Outro fator que permitiu a desconstrução das práticas da Geração Trianon visto
como uma arte espúria, calcada apenas na diversão e, sem preparo técnico, foi também
em 1938 o início do trabalho do grupo Os Comediantes. Os seus participantes se
reuniam inicialmente no Palace Hotel, na Avenida Rio Branco, no local onde
atualmente está construído o Edifício Marquês de Herval. O hotel era o ponto de
encontro da elite carioca, a então chamada Jeunesse Dorrée da cidade. Na parte dos
fundos do hotel se encontrava instalada a Associação de Artistas Brasileiros,
coordenada por Celso Kelly.

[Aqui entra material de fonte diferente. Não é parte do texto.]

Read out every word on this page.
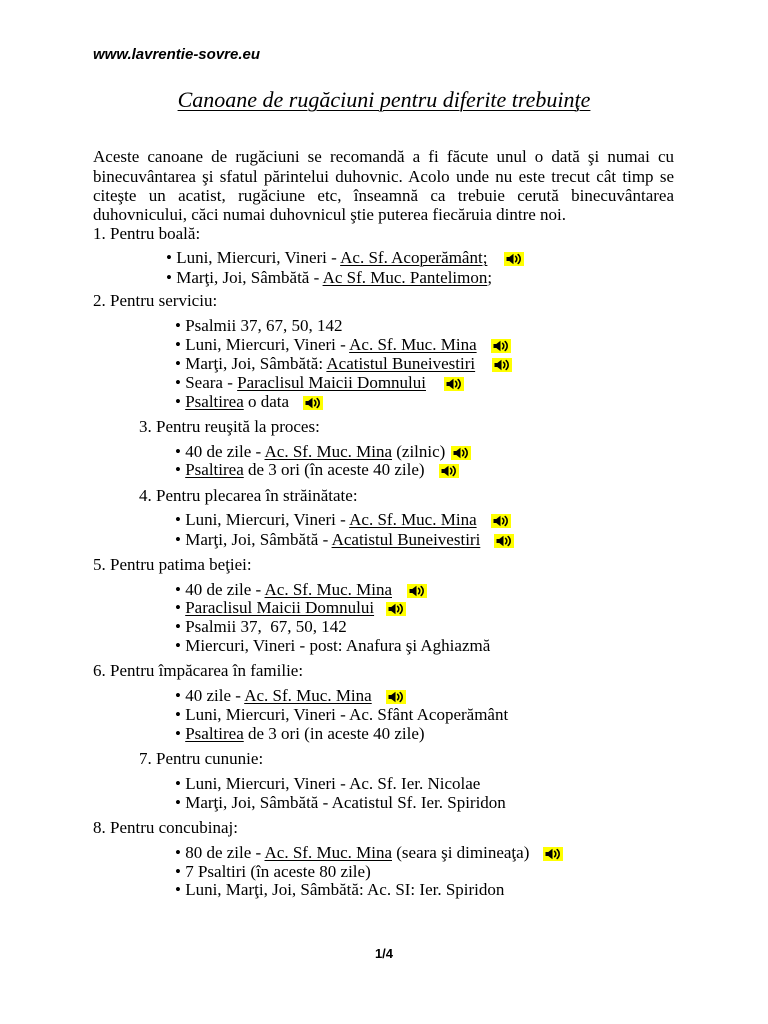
www.lavrentie-sovre.eu
Canoane de rugăciuni pentru diferite trebuinţe
Aceste canoane de rugăciuni se recomandă a fi făcute unul o dată şi numai cu
binecuvântarea şi sfatul părintelui duhovnic. Acolo unde nu este trecut cât timp se
citeşte un acatist, rugăciune etc, înseamnă ca trebuie cerută binecuvântarea
duhovnicului, căci numai duhovnicul ştie puterea fiecăruia dintre noi.
1. Pentru boală:
• Luni, Miercuri, Vineri - Ac. Sf. Acoperământ;
• Marţi, Joi, Sâmbătă - Ac Sf. Muc. Pantelimon;
2. Pentru serviciu:
• Psalmii 37, 67, 50, 142
• Luni, Miercuri, Vineri - Ac. Sf. Muc. Mina
• Marţi, Joi, Sâmbătă: Acatistul Buneivestiri
• Seara - Paraclisul Maicii Domnului
• Psaltirea o data
3. Pentru reuşită la proces:
• 40 de zile - Ac. Sf. Muc. Mina (zilnic)
• Psaltirea de 3 ori (în aceste 40 zile)
4. Pentru plecarea în străinătate:
• Luni, Miercuri, Vineri - Ac. Sf. Muc. Mina
• Marţi, Joi, Sâmbătă - Acatistul Buneivestiri
5. Pentru patima beţiei:
• 40 de zile - Ac. Sf. Muc. Mina
• Paraclisul Maicii Domnului
• Psalmii 37,  67, 50, 142
• Miercuri, Vineri - post: Anafura şi Aghiazmă
6. Pentru împăcarea în familie:
• 40 zile - Ac. Sf. Muc. Mina
• Luni, Miercuri, Vineri - Ac. Sfânt Acoperământ
• Psaltirea de 3 ori (in aceste 40 zile)
7. Pentru cununie:
• Luni, Miercuri, Vineri - Ac. Sf. Ier. Nicolae
• Marţi, Joi, Sâmbătă - Acatistul Sf. Ier. Spiridon
8. Pentru concubinaj:
• 80 de zile - Ac. Sf. Muc. Mina (seara şi dimineaţa)
• 7 Psaltiri (în aceste 80 zile)
• Luni, Marţi, Joi, Sâmbătă: Ac. SI: Ier. Spiridon
1/4
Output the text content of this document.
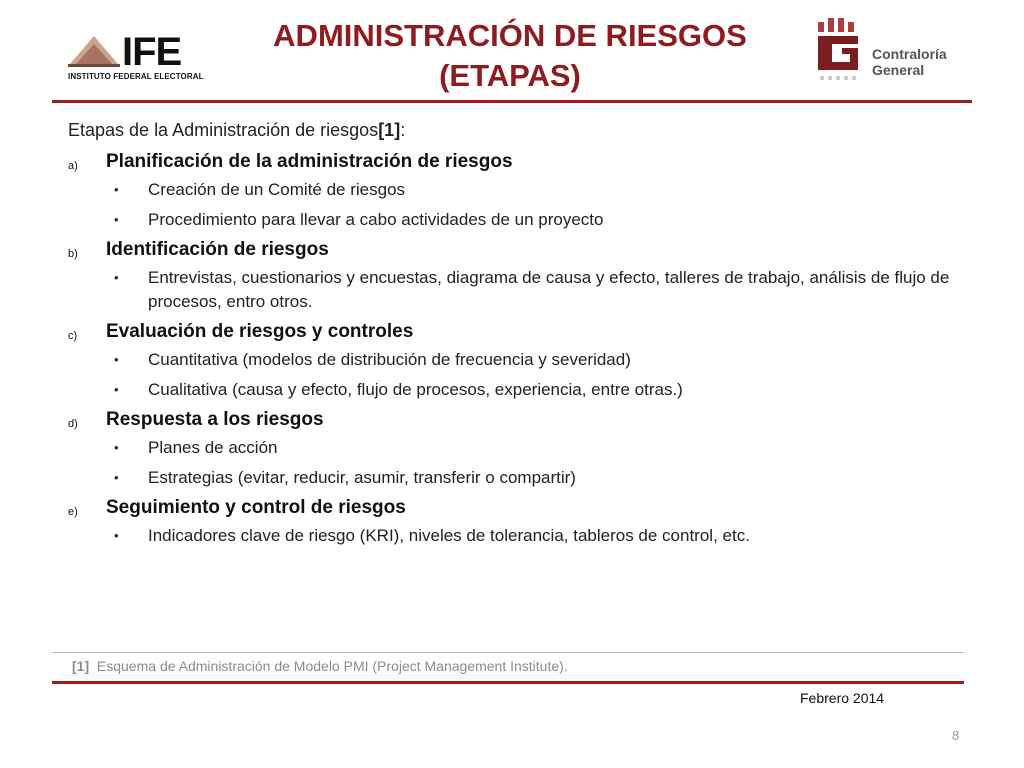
IFE
INSTITUTO FEDERAL ELECTORAL
ADMINISTRACIÓN DE RIESGOS
(ETAPAS)
Contraloría
General

Etapas de la Administración de riesgos[1]:

a) Planificación de la administración de riesgos
• Creación de un Comité de riesgos
• Procedimiento para llevar a cabo actividades de un proyecto
b) Identificación de riesgos
• Entrevistas, cuestionarios y encuestas, diagrama de causa y efecto, talleres de trabajo, análisis de flujo de procesos, entro otros.
c) Evaluación de riesgos y controles
• Cuantitativa (modelos de distribución de frecuencia y severidad)
• Cualitativa (causa y efecto, flujo de procesos, experiencia, entre otras.)
d) Respuesta a los riesgos
• Planes de acción
• Estrategias (evitar, reducir, asumir, transferir o compartir)
e) Seguimiento y control de riesgos
• Indicadores clave de riesgo (KRI), niveles de tolerancia, tableros de control, etc.
[1] Esquema de Administración de Modelo PMI (Project Management Institute).
Febrero 2014
8
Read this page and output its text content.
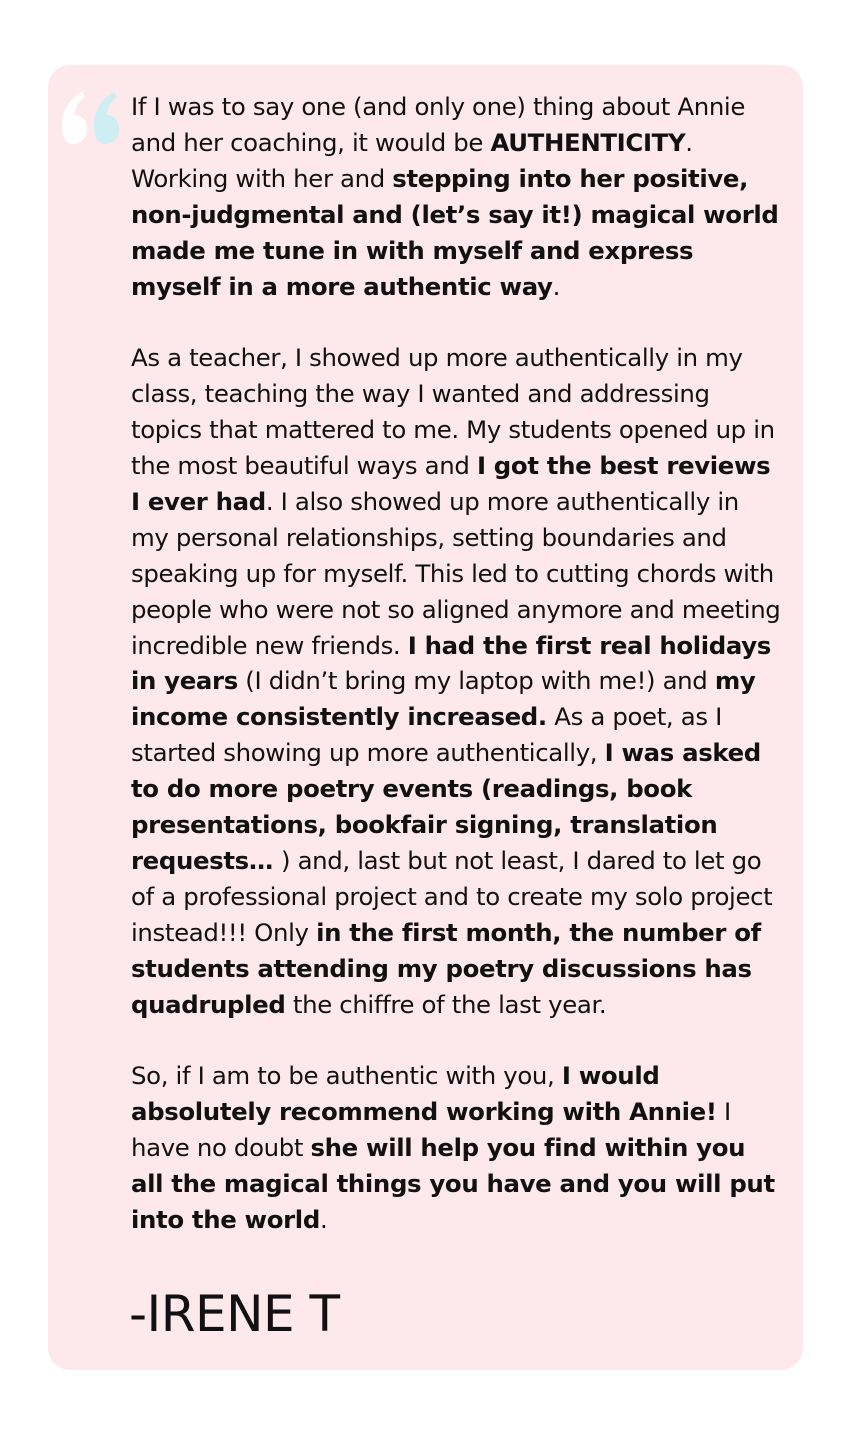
If I was to say one (and only one) thing about Annie and her coaching, it would be AUTHENTICITY. Working with her and stepping into her positive, non-judgmental and (let’s say it!) magical world made me tune in with myself and express myself in a more authentic way.

As a teacher, I showed up more authentically in my class, teaching the way I wanted and addressing topics that mattered to me. My students opened up in the most beautiful ways and I got the best reviews I ever had. I also showed up more authentically in my personal relationships, setting boundaries and speaking up for myself. This led to cutting chords with people who were not so aligned anymore and meeting incredible new friends. I had the first real holidays in years (I didn’t bring my laptop with me!) and my income consistently increased. As a poet, as I started showing up more authentically, I was asked to do more poetry events (readings, book presentations, bookfair signing, translation requests… ) and, last but not least, I dared to let go of a professional project and to create my solo project instead!!! Only in the first month, the number of students attending my poetry discussions has quadrupled the chiffre of the last year.

So, if I am to be authentic with you, I would absolutely recommend working with Annie! I have no doubt she will help you find within you all the magical things you have and you will put into the world.

-IRENE T
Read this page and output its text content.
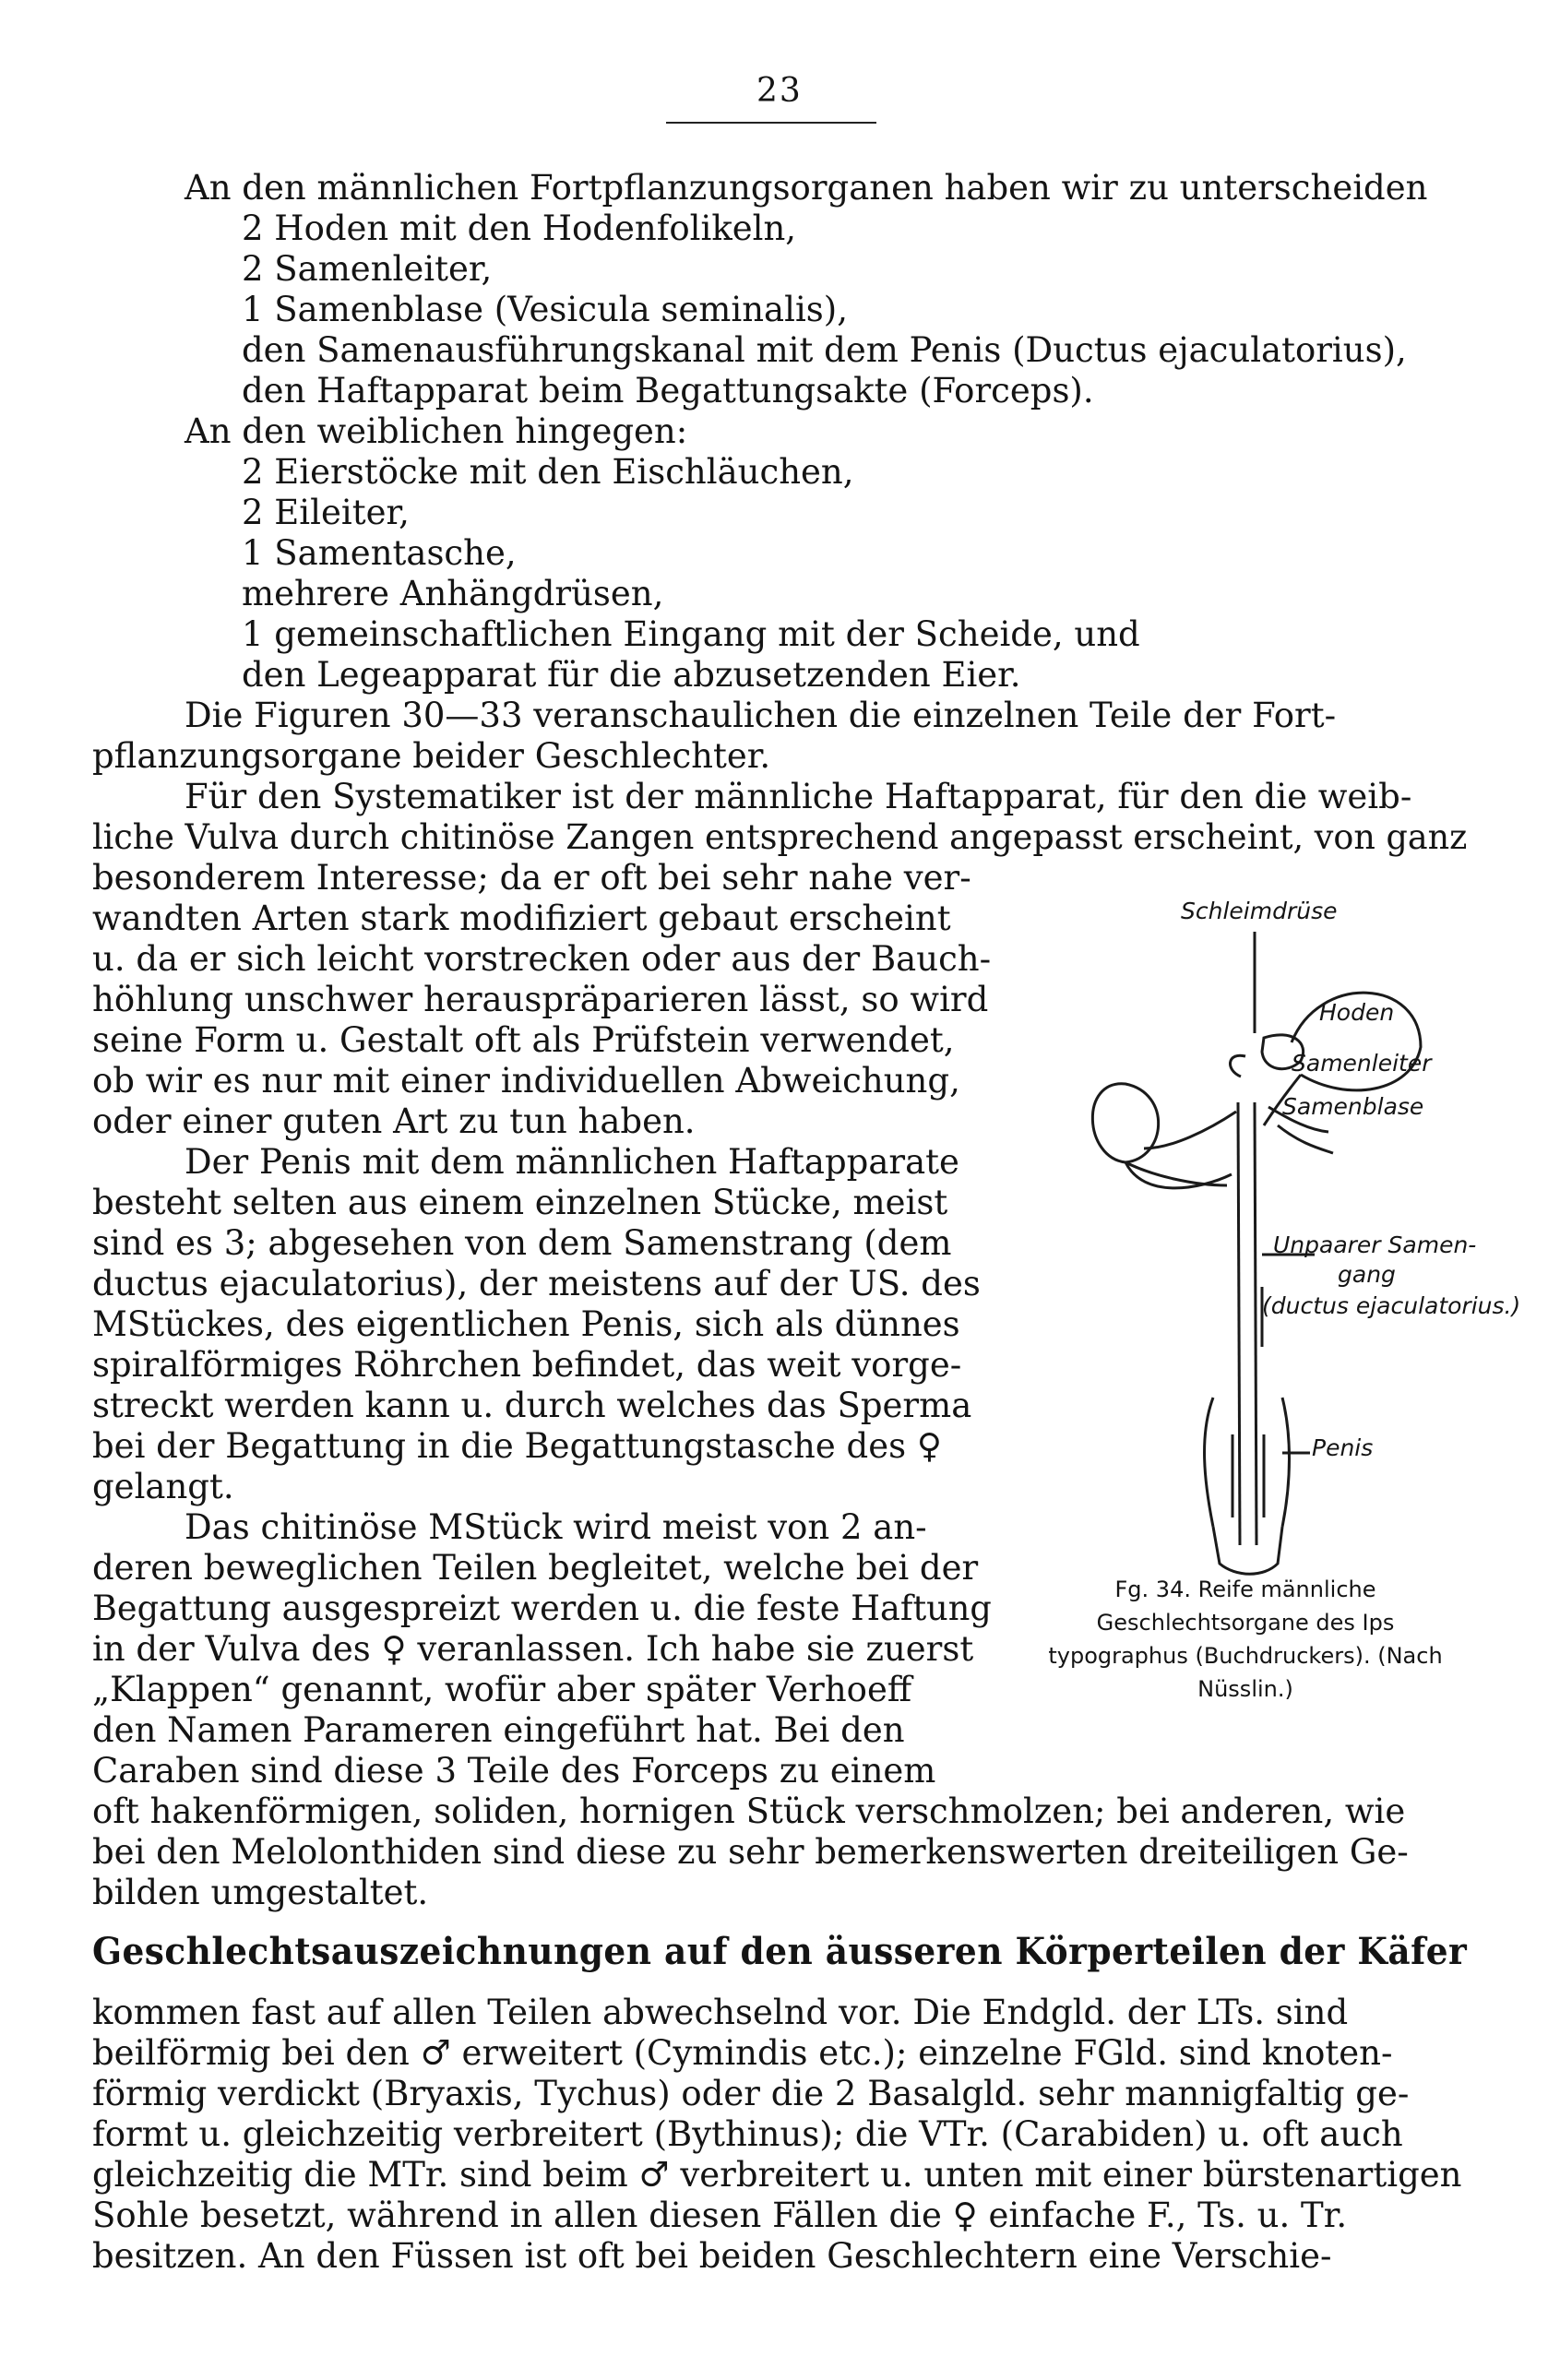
23
An den männlichen Fortpflanzungsorganen haben wir zu unterscheiden
2 Hoden mit den Hodenfolikeln,
2 Samenleiter,
1 Samenblase (Vesicula seminalis),
den Samenausführungskanal mit dem Penis (Ductus ejaculatorius),
den Haftapparat beim Begattungsakte (Forceps).
An den weiblichen hingegen:
2 Eierstöcke mit den Eischläuchen,
2 Eileiter,
1 Samentasche,
mehrere Anhängdrüsen,
1 gemeinschaftlichen Eingang mit der Scheide, und
den Legeapparat für die abzusetzenden Eier.
Die Figuren 30—33 veranschaulichen die einzelnen Teile der Fort-
pflanzungsorgane beider Geschlechter.
Für den Systematiker ist der männliche Haftapparat, für den die weib-
liche Vulva durch chitinöse Zangen entsprechend angepasst erscheint, von ganz
besonderem Interesse; da er oft bei sehr nahe ver-
wandten Arten stark modifiziert gebaut erscheint
u. da er sich leicht vorstrecken oder aus der Bauch-
höhlung unschwer herauspräparieren lässt, so wird
seine Form u. Gestalt oft als Prüfstein verwendet,
ob wir es nur mit einer individuellen Abweichung,
oder einer guten Art zu tun haben.
Der Penis mit dem männlichen Haftapparate
besteht selten aus einem einzelnen Stücke, meist
sind es 3; abgesehen von dem Samenstrang (dem
ductus ejaculatorius), der meistens auf der US. des
MStückes, des eigentlichen Penis, sich als dünnes
spiralförmiges Röhrchen befindet, das weit vorge-
streckt werden kann u. durch welches das Sperma
bei der Begattung in die Begattungstasche des ♀
gelangt.
Das chitinöse MStück wird meist von 2 an-
deren beweglichen Teilen begleitet, welche bei der
Begattung ausgespreizt werden u. die feste Haftung
in der Vulva des ♀ veranlassen. Ich habe sie zuerst
„Klappen“ genannt, wofür aber später Verhoeff
den Namen Parameren eingeführt hat. Bei den
Caraben sind diese 3 Teile des Forceps zu einem
oft hakenförmigen, soliden, hornigen Stück verschmolzen; bei anderen, wie
bei den Melolonthiden sind diese zu sehr bemerkenswerten dreiteiligen Ge-
bilden umgestaltet.
Schleimdrüse
Hoden
Samenleiter
Samenblase
Unpaarer Samen-
gang
(ductus ejaculatorius.)
Penis
Fg. 34. Reife männliche Geschlechtsorgane des Ips typographus (Buchdruckers). (Nach Nüsslin.)
Geschlechtsauszeichnungen auf den äusseren Körperteilen der Käfer
kommen fast auf allen Teilen abwechselnd vor. Die Endgld. der LTs. sind
beilförmig bei den ♂ erweitert (Cymindis etc.); einzelne FGld. sind knoten-
förmig verdickt (Bryaxis, Tychus) oder die 2 Basalgld. sehr mannigfaltig ge-
formt u. gleichzeitig verbreitert (Bythinus); die VTr. (Carabiden) u. oft auch
gleichzeitig die MTr. sind beim ♂ verbreitert u. unten mit einer bürstenartigen
Sohle besetzt, während in allen diesen Fällen die ♀ einfache F., Ts. u. Tr.
besitzen. An den Füssen ist oft bei beiden Geschlechtern eine Verschie-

Gustavo Dória descreve como eles surgiram:
Ansiava ele, porém, por algo mais sólido e mais concreto, e assim depois de
inúmeras experiências, resolveu promover um concurso de teatro amador para
peças de um ato, cujo prêmio seria a montagem e a representação do vencedor
ou dos vencedores dentro de um espetáculo, em temporada regular, no então
Teatro Regina (hoje Dulcina).
“Era preciso que exprimisse o meu real desejo; que cada elemento reunisse o conjunto
de qualidades necessárias para encarnar qualquer personagem. Acho que foi num
dicionário ou revista italiana na qual havia um artigo do meu amigo Mário da Silva que
encontrei a definição específica, diferenciando ator de comediante”.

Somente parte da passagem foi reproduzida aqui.